# Document processing (a few ways)

In [39]:
# Load environment variables
import os
import re
import pinecone
import glob
import json, jsonlines
import uuid
from langchain.document_loaders import PyPDFLoader
from langchain.text_splitter import RecursiveCharacterTextSplitter

from canopy.tokenizer import Tokenizer
from canopy.knowledge_base import KnowledgeBase
from canopy.models.data_models import Document
from tqdm.auto import tqdm

from dotenv import load_dotenv,find_dotenv
load_dotenv(find_dotenv(),override=True)

import openai
openai.api_key = os.getenv('OPENAI_API_KEY')

In [None]:
# Check api keys
# print(os.getenv('OPENAI_API_KEY'))
# print(os.getenv('PINECONE_ENVIRONMENT'))
# print(os.getenv('PINECONE_API_KEY'))

In [10]:
# data_folder='../data/FEA/'
data_folder='../data/AMS/'
docs = glob.glob(data_folder+'*.pdf')   # Only get the PDFs in the directory

text_splitter = RecursiveCharacterTextSplitter(
    # Set a really small chunk size, just to show.
    chunk_size = 1000,
    chunk_overlap  = 20,
    length_function = len,
    is_separator_regex = False,
)

# print(docs[-1])
# loader=PyPDFLoader(docs[-1])
# doc_pages=loader.load_and_split(text_splitter)

pages=[]
for doc in docs[-3:]:
    loader=PyPDFLoader(doc)
    doc_pages=loader.load_and_split(text_splitter)
    pages.extend(doc_pages)
    print('Processed: '+doc)

Processed: ../data/AMS\AMS_2018.pdf
Processed: ../data/AMS\AMS_2020.pdf
Processed: ../data/AMS\AMS_2022.pdf


In [33]:
# Tidy text up
pages_dict=[]
docs_canopy=[]
for page in pages:
    page.metadata['source']=os.path.basename(page.metadata['source'])   # Strip path
    page.metadata['page']=int(page.metadata['page'])+1   # Pages are 0 based, update
    # Merge hyphenated words
    page.page_content=re.sub(r"(\w+)-\n(\w+)", r"\1\2", page.page_content)
    # Fix newlines in the middle of sentences
    page.page_content = re.sub(r"(?<!\n\s)\n(?!\s\n)", " ", page.page_content.strip())
    # Remove multiple newlines
    page.page_content = re.sub(r"\n\s*\n", "\n\n", page.page_content)

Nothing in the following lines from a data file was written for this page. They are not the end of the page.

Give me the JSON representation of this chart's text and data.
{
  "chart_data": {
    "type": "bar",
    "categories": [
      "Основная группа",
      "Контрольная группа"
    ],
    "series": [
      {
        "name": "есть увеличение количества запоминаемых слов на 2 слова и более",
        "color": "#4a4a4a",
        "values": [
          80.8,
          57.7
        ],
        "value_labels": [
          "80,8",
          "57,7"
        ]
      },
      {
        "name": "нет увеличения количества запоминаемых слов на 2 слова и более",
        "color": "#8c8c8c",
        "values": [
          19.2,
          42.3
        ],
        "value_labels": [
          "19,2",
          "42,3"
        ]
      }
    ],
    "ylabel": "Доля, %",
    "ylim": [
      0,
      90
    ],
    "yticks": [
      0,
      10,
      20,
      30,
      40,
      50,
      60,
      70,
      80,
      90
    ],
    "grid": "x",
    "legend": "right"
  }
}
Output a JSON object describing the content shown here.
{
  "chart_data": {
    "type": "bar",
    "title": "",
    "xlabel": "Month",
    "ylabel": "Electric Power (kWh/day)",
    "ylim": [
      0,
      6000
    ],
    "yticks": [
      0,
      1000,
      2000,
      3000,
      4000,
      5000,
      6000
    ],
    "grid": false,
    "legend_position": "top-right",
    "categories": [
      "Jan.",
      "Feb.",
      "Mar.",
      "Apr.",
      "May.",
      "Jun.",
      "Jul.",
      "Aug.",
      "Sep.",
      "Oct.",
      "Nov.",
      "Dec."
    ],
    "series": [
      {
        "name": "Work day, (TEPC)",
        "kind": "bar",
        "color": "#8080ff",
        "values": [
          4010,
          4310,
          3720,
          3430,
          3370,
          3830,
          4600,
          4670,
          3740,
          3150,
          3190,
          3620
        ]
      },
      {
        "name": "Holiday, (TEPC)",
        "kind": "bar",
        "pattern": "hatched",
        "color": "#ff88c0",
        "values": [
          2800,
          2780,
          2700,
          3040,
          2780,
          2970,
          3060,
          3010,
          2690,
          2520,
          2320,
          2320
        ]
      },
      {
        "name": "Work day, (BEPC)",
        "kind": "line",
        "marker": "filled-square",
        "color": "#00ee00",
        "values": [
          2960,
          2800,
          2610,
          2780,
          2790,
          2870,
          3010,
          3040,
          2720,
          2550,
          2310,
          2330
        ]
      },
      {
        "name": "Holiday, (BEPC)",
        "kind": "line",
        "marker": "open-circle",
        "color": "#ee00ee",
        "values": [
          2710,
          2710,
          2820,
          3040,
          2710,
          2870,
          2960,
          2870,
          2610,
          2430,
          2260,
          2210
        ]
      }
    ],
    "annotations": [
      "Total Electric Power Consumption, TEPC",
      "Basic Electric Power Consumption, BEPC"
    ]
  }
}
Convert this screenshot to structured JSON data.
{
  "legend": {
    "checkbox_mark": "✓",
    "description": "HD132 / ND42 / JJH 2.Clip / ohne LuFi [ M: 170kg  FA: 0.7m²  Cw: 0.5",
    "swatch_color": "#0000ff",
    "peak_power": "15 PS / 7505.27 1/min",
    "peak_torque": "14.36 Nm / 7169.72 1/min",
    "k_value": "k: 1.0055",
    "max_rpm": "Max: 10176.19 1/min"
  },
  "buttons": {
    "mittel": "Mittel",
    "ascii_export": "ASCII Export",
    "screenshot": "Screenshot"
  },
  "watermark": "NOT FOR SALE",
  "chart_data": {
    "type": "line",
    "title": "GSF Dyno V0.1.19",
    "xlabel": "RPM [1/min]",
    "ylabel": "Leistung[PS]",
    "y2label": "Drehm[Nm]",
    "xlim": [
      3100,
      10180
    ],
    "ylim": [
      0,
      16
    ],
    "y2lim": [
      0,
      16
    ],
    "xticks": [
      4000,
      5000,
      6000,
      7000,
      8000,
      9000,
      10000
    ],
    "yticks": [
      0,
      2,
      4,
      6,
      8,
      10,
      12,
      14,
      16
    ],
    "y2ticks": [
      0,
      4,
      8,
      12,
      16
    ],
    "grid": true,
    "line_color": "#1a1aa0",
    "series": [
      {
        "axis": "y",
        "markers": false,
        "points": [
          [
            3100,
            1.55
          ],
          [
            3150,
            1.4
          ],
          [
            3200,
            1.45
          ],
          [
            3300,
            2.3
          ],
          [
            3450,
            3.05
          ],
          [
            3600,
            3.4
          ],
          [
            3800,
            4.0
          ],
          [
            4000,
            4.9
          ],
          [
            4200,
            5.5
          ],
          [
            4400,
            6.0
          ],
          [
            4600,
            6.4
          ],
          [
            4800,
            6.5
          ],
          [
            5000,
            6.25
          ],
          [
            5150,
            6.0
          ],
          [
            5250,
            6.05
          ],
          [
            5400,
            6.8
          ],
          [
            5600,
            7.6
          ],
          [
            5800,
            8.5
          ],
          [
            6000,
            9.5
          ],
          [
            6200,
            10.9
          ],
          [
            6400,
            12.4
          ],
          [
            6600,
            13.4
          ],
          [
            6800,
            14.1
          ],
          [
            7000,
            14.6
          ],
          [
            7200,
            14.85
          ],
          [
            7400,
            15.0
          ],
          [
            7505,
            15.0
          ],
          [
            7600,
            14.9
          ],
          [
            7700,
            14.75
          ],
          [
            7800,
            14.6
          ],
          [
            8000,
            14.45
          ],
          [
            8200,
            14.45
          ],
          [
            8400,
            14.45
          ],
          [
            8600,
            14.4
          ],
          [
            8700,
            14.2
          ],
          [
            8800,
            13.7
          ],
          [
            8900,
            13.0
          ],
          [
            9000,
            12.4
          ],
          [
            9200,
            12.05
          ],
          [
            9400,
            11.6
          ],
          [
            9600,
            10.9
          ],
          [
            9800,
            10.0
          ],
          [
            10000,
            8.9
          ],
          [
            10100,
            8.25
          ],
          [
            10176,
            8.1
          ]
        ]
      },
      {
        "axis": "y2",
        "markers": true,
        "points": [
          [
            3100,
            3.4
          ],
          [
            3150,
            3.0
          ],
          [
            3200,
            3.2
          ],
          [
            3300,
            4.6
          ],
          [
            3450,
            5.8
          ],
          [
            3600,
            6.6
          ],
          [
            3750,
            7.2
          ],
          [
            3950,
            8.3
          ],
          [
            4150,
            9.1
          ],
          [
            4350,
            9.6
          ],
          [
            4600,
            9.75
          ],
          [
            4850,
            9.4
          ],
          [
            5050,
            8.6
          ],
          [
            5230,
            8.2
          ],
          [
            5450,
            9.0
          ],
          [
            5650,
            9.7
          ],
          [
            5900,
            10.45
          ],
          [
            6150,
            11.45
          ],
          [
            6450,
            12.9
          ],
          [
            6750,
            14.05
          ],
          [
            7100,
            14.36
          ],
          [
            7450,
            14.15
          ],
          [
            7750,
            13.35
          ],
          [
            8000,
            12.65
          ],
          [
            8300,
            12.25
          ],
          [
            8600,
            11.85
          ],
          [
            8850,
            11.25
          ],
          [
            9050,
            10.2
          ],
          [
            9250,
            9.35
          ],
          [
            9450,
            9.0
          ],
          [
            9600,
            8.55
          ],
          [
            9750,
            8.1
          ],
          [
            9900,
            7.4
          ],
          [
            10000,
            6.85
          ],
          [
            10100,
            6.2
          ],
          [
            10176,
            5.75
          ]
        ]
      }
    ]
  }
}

    # Format into canopy format
    dict_temp=dict(page)
    dict_temp_out={'id':page.metadata['source']+"_"+str(page.metadata['page'])+str(uuid.uuid4()),
                   'text':dict_temp.pop('page_content'),
                   'source':dict_temp['metadata']['source'],
                   'metadata':dict_temp['metadata']}
    dict_temp_out['metadata']['page']=str(dict_temp_out['metadata']['page'])
    pages_dict.append(dict_temp_out)


    doc_temp=Document(id=page.metadata['source']+"_"+str(page.metadata['page'])+str(uuid.uuid4()),
                        text=page.page_content,
                        source=page.metadata['source'],
                        metadata={'page':str(page.metadata['page'])})
    docs_canopy.append(doc_temp)

In [28]:
print(pages[4])

page_content='44th Aerospace Mechanisms SymposiumNASA/CP—2018-219887 May 2018Edward A. Boesiger, Compiler Lockheed Martin Space Systems Company, Sunnyvale, California National Aeronautics and Space Administration Glenn Research Center Cleveland, Ohio 44135Proceedings of a conference held at Hilton Cleveland Downtown Hosted by NASA Glenn Research Center and Lockheed Martin Space Systems CompanySponsored and organized by Mechanisms Education AssociationCleveland, OhioMay 16–18, 2018' metadata={'source': 'AMS_2018.pdf', 'page': '5'}


In [12]:
print(pages_dict[0])

{'id': 'AMS_2018.pdf_1bfb03e76-1d88-4ded-a9c1-0f891f878ba1', 'text': '44th Aerospace Mechanisms SymposiumNASA/CP—2018-219887 May 2018Edward A. Boesiger, Compiler Lockheed Martin Space Systems Company, Sunnyvale, California', 'source': 'AMS_2018.pdf', 'metadata': {'source': 'AMS_2018.pdf', 'page': '1'}}


In [34]:
print(docs_canopy[0])

id='AMS_2018.pdf_6b85047d9-8331-4c41-a99f-d6c0122c807d' text='44th Aerospace Mechanisms SymposiumNASA/CP—2018-219887 May 2018Edward A. Boesiger, Compiler Lockheed Martin Space Systems Company, Sunnyvale, California' source='AMS_2018.pdf' metadata={'page': '6'}


In [30]:
with jsonlines.open(data_folder+'ams_data.jsonl', mode='w') as writer:
    writer.write_all(pages_dict)

# Upserting docs for canopy

## Command line interface

From here we can switch across to Canopy CLI (or other method) and run:

```
canopy
canopy upsert ./ai_arxiv.jsonl
```

## Canopy library for upsert

In [32]:
Tokenizer.initialize()

index_name='canopy--ams'
kb = KnowledgeBase(index_name=index_name)
kb.connect()

In [40]:
batch_size = 10

for i in tqdm(range(0, len(pages_dict), batch_size)):
    kb.upsert(docs_canopy[i: i+batch_size])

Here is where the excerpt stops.